If there is one thing we can all be sure of, it’s that we all want to retire as soon as we possibly can. The goal is to either to make as much money as possible through working or invest smartly and end up with as much money as you can before finally deciding to call it quits from the workforce.
For one Redditor posting in r/YieldMaxETFs, there is a real hope that they could come up with a plant that allows them to ride off “into the sunset” with all of the money they could ever need. Of course, this is likely the dream of billions, so this Redditor is hardly alone in their hope.
The Big Retirement Question
At one point, the Redditor, in their own words, believed they would be able to retire and ride off into the sunset on some Caribbean island. Of course, this is everyone’s dream, including mine, so I completely hear what they are saying.
The challenge is that, right now, the Redditor is unsure whether they can do what they had originally planned. To be fair to the Redditor, they rightfully and openly acknowledge that their original plan isn’t as solid as it was previously, so they have changed their strategy and are now using distributions from high-yield stocks to fund growth stock purchases.
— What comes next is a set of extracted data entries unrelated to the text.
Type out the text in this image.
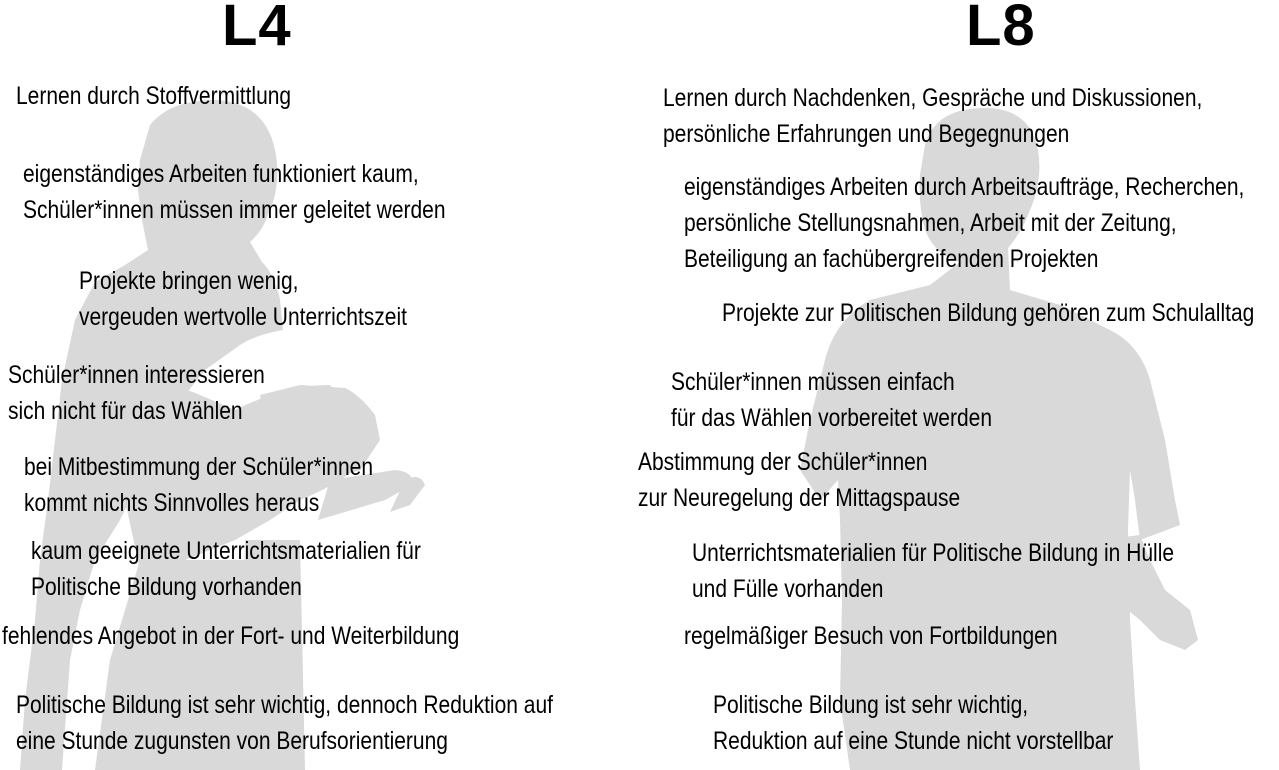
L4	L8
Lernen durch Stoffvermittlung
eigenständiges Arbeiten funktioniert kaum,
Schüler*innen müssen immer geleitet werden
Projekte bringen wenig,
vergeuden wertvolle Unterrichtszeit
Schüler*innen interessieren
sich nicht für das Wählen
bei Mitbestimmung der Schüler*innen
kommt nichts Sinnvolles heraus
kaum geeignete Unterrichtsmaterialien für
Politische Bildung vorhanden
fehlendes Angebot in der Fort- und Weiterbildung
Politische Bildung ist sehr wichtig, dennoch Reduktion auf
eine Stunde zugunsten von Berufsorientierung
Lernen durch Nachdenken, Gespräche und Diskussionen,
persönliche Erfahrungen und Begegnungen
eigenständiges Arbeiten durch Arbeitsaufträge, Recherchen,
persönliche Stellungsnahmen, Arbeit mit der Zeitung,
Beteiligung an fachübergreifenden Projekten
Projekte zur Politischen Bildung gehören zum Schulalltag
Schüler*innen müssen einfach
für das Wählen vorbereitet werden
Abstimmung der Schüler*innen
zur Neuregelung der Mittagspause
Unterrichtsmaterialien für Politische Bildung in Hülle
und Fülle vorhanden
regelmäßiger Besuch von Fortbildungen
Politische Bildung ist sehr wichtig,
Reduktion auf eine Stunde nicht vorstellbar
I think it’s essential to note that this Redditor is likely on the right track, considering that with YieldMax funds, there is considerable uncertainty about whether distributions will decline over the next year, three years, and five years.
The Allure of High Yield
It’s also safe to say that I used to think of high-yield stocks as something of a ticket to freedom. Like this Redditor believed, the plan was relatively simple as you throw a bunch of money at high-yield stocks or ETFs and then sit back and watch the dividend earnings roll in.
It’s absolutely safe to say that there was a clear picture of this Caribbean island, living off entirely on distributions and letting the portfolio just work in the background. Unsurprisingly, at some point, reality has to kick in, and this is exactly what happened to this Redditor. Having an 8 or 12% yield is fantastic, until the share price drops more than 20% in a year or the company decides to abruptly end the payout you were counting on to make ends meet in retirement.
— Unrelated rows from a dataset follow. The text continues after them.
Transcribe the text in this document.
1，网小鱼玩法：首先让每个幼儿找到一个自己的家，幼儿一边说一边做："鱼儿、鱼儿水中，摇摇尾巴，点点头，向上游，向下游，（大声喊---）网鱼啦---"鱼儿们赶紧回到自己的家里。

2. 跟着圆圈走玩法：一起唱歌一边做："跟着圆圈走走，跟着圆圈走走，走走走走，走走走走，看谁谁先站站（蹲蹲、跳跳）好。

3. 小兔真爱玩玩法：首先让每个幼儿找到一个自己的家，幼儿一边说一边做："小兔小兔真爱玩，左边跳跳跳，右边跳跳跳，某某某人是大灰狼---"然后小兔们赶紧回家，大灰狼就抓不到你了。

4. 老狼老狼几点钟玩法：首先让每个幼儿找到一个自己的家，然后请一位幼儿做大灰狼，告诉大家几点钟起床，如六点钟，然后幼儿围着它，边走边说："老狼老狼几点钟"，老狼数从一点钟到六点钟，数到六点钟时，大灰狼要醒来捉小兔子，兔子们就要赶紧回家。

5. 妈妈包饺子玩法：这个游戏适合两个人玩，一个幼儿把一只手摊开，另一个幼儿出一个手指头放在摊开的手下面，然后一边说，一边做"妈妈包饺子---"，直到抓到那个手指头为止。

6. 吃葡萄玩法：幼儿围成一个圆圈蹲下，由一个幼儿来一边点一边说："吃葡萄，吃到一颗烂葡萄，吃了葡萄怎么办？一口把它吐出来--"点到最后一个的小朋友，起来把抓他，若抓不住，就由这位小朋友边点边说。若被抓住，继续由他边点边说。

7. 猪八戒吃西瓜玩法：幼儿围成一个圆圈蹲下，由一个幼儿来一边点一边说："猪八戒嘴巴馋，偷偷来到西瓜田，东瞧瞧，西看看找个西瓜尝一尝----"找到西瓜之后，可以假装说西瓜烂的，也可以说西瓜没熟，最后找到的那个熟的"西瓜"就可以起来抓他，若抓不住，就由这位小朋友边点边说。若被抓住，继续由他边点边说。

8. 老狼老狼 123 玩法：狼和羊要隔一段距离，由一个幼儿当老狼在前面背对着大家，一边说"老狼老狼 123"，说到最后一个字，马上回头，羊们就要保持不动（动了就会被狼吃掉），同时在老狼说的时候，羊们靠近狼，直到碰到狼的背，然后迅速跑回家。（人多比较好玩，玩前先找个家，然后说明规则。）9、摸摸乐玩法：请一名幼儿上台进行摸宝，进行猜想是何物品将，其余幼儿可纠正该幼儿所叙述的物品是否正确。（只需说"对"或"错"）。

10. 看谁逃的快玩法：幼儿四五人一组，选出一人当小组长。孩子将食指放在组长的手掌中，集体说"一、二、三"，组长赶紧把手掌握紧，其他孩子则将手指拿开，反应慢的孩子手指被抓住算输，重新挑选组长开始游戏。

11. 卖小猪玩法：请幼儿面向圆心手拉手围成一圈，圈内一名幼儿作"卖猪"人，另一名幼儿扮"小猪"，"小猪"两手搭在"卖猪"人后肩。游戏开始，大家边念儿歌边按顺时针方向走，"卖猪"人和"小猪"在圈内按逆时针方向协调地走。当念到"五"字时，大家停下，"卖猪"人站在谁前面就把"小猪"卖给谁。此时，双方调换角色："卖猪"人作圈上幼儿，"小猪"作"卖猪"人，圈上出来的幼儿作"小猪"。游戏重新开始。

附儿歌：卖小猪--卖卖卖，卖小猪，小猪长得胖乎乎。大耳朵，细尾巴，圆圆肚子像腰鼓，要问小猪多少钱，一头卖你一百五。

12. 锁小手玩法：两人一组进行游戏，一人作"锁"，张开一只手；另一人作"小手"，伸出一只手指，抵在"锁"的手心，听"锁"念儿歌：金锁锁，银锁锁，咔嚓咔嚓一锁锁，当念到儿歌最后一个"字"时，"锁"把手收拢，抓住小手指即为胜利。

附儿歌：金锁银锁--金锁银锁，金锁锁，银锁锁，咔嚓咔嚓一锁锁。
Does this mean that you can’t retire with high-yield stocks? Well, not necessarily, I’d still argue to this Redditor that having them in their portfolio could be a nice piece of their pie.
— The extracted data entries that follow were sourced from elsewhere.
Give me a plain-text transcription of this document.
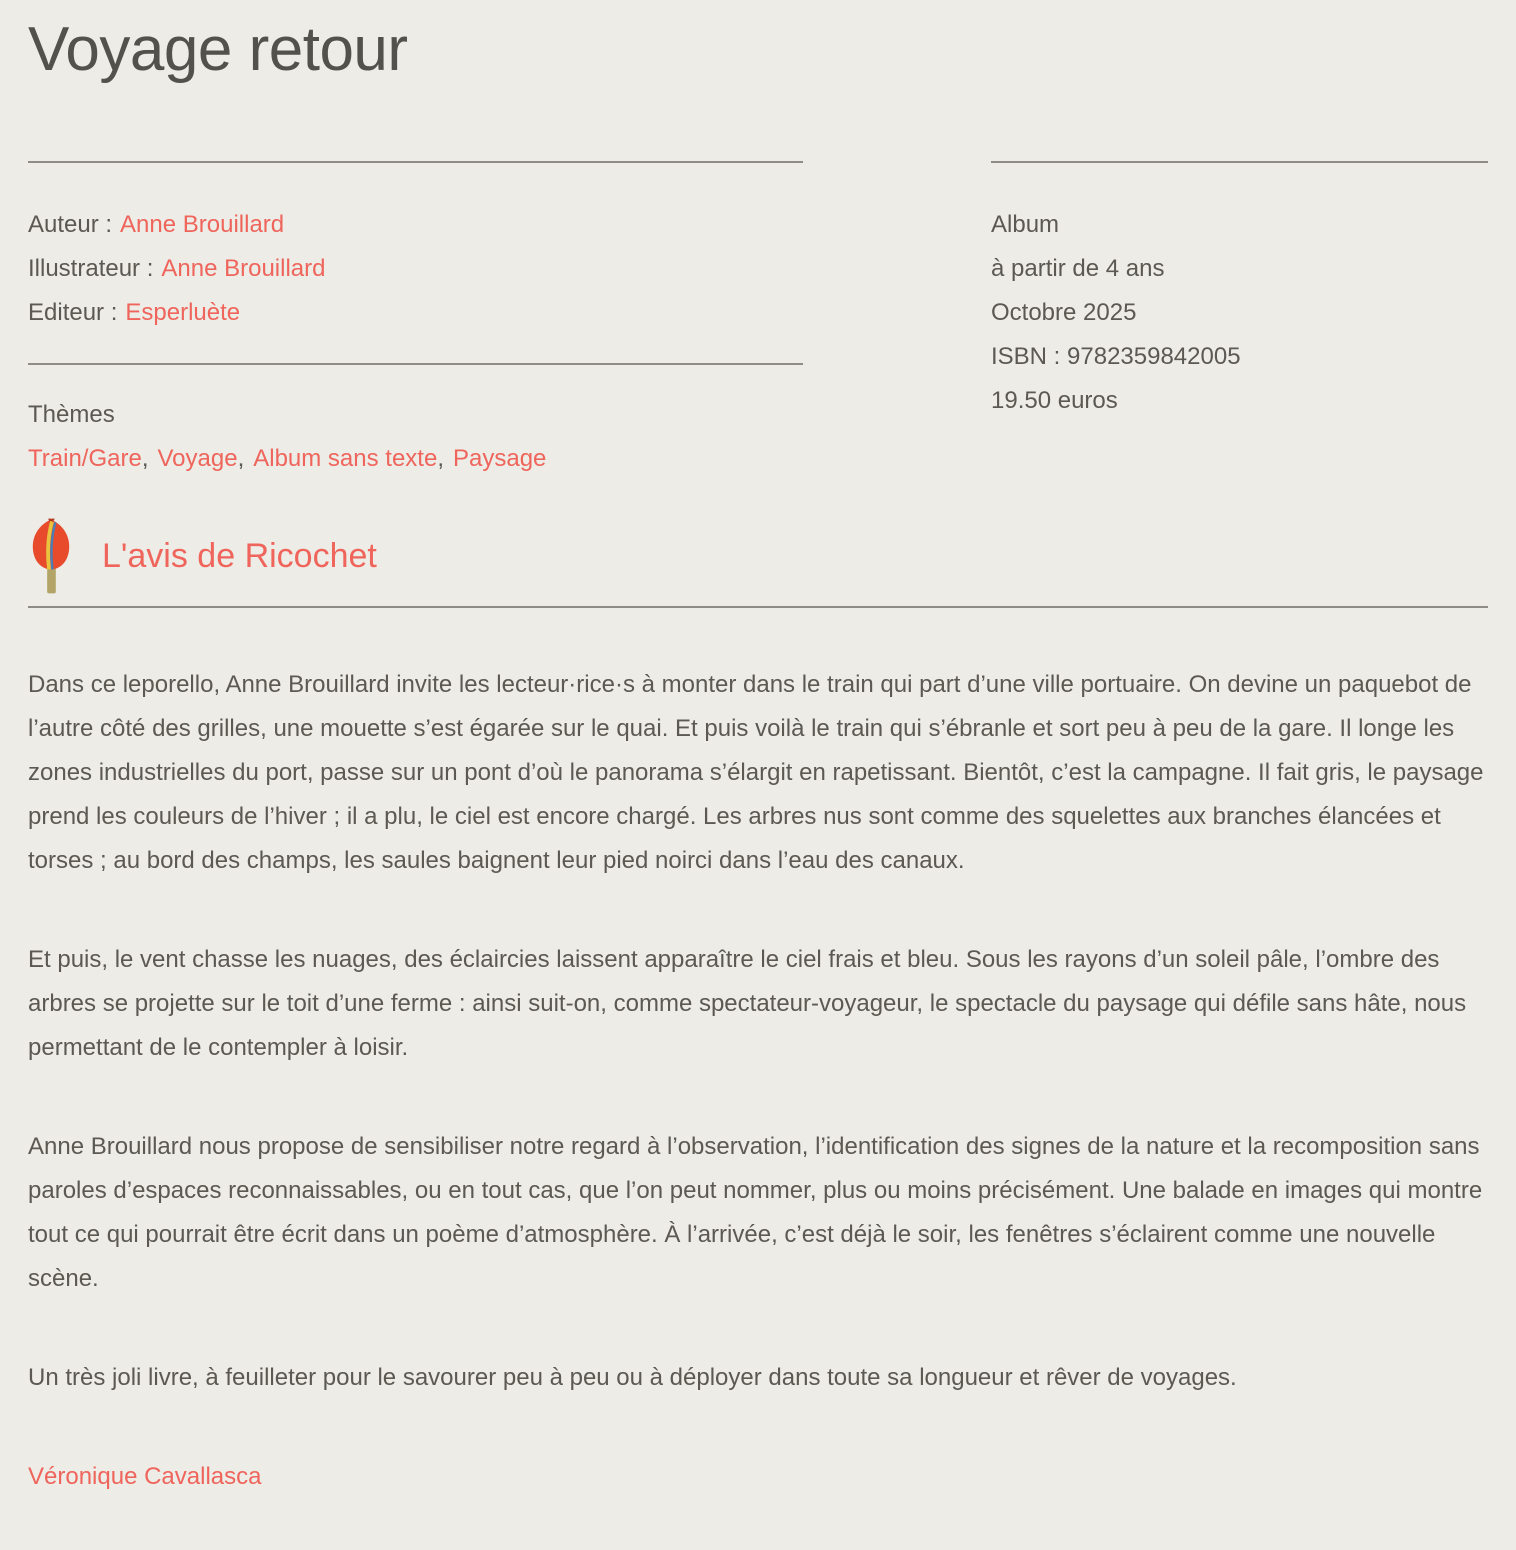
Voyage retour
Auteur : Anne Brouillard
Illustrateur : Anne Brouillard
Editeur : Esperluète
Thèmes
Train/Gare, Voyage, Album sans texte, Paysage
Album
à partir de 4 ans
Octobre 2025
ISBN : 9782359842005
19.50 euros
L'avis de Ricochet

Dans ce leporello, Anne Brouillard invite les lecteur·rice·s à monter dans le train qui part d’une ville portuaire. On devine un paquebot de l’autre côté des grilles, une mouette s’est égarée sur le quai. Et puis voilà le train qui s’ébranle et sort peu à peu de la gare. Il longe les zones industrielles du port, passe sur un pont d’où le panorama s’élargit en rapetissant. Bientôt, c’est la campagne. Il fait gris, le paysage prend les couleurs de l’hiver ; il a plu, le ciel est encore chargé. Les arbres nus sont comme des squelettes aux branches élancées et torses ; au bord des champs, les saules baignent leur pied noirci dans l’eau des canaux.

Et puis, le vent chasse les nuages, des éclaircies laissent apparaître le ciel frais et bleu. Sous les rayons d’un soleil pâle, l’ombre des arbres se projette sur le toit d’une ferme : ainsi suit-on, comme spectateur-voyageur, le spectacle du paysage qui défile sans hâte, nous permettant de le contempler à loisir.

Anne Brouillard nous propose de sensibiliser notre regard à l’observation, l’identification des signes de la nature et la recomposition sans paroles d’espaces reconnaissables, ou en tout cas, que l’on peut nommer, plus ou moins précisément. Une balade en images qui montre tout ce qui pourrait être écrit dans un poème d’atmosphère. À l’arrivée, c’est déjà le soir, les fenêtres s’éclairent comme une nouvelle scène.

Un très joli livre, à feuilleter pour le savourer peu à peu ou à déployer dans toute sa longueur et rêver de voyages.

Véronique Cavallasca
Instead, I would recommend that this Redditor should diversify themselves into a mix of high-yield names and steadier, lower-yield dividend growers and growth stocks in general. This way, you’ve reduced the risk of relying too heavily on these risky and potentially fragile income streams.
Of course, setting aside an emergency fund is also important, as you want to have some breathing room so you don’t have to sell at a loss if the market dips. This is where working with a financial advisor comes into play, as they can help you stress-test whether or not the high-yield holdings you have are going to support or undermine a retirement plan.
Turn Income Into Growth
If this Redditor sticks with their shifting strategy, I would say this is the right path forward. Instead of focusing exclusively on high-yield stocks like ULTY and MSTY, the focus should be exactly where they are now. I would emphasize sticking to this path of taking the dividend payouts of these high-yield investments and funneling them into growth stocks.
In other words, this is essentially taking today’s income and transforming it into tomorrow’s wealth, which I would advise this Redditor to pursue as a great plan. This is basically what I would argue is the best of both worlds, as you have the predictability of dividend income, so long as these high-yield stocks remain stable, but you are no longer tying the fate of your retirement to just a few investments.
The goal of reinvesting these stocks, as this Redditor should be learning, is that they are creating a future safety net that high-yield investments alone are unlikely to provide. This is all about finding the right balance of income today, growth tomorrow, with the flexibility of making adjustments along the way.
My best advice is to keep blending growth and yield to help balance risk and return. Separately, and preferably with the guidance of a financial advisor, I would also recommend regularly reviewing this strategy to ensure you are aligned with both the market environment and your own personal retirement goals. Of course, don’t forget about the emergency fund to make sure you don’t have to touch any of these retirement-focused investments during a downturn in the market.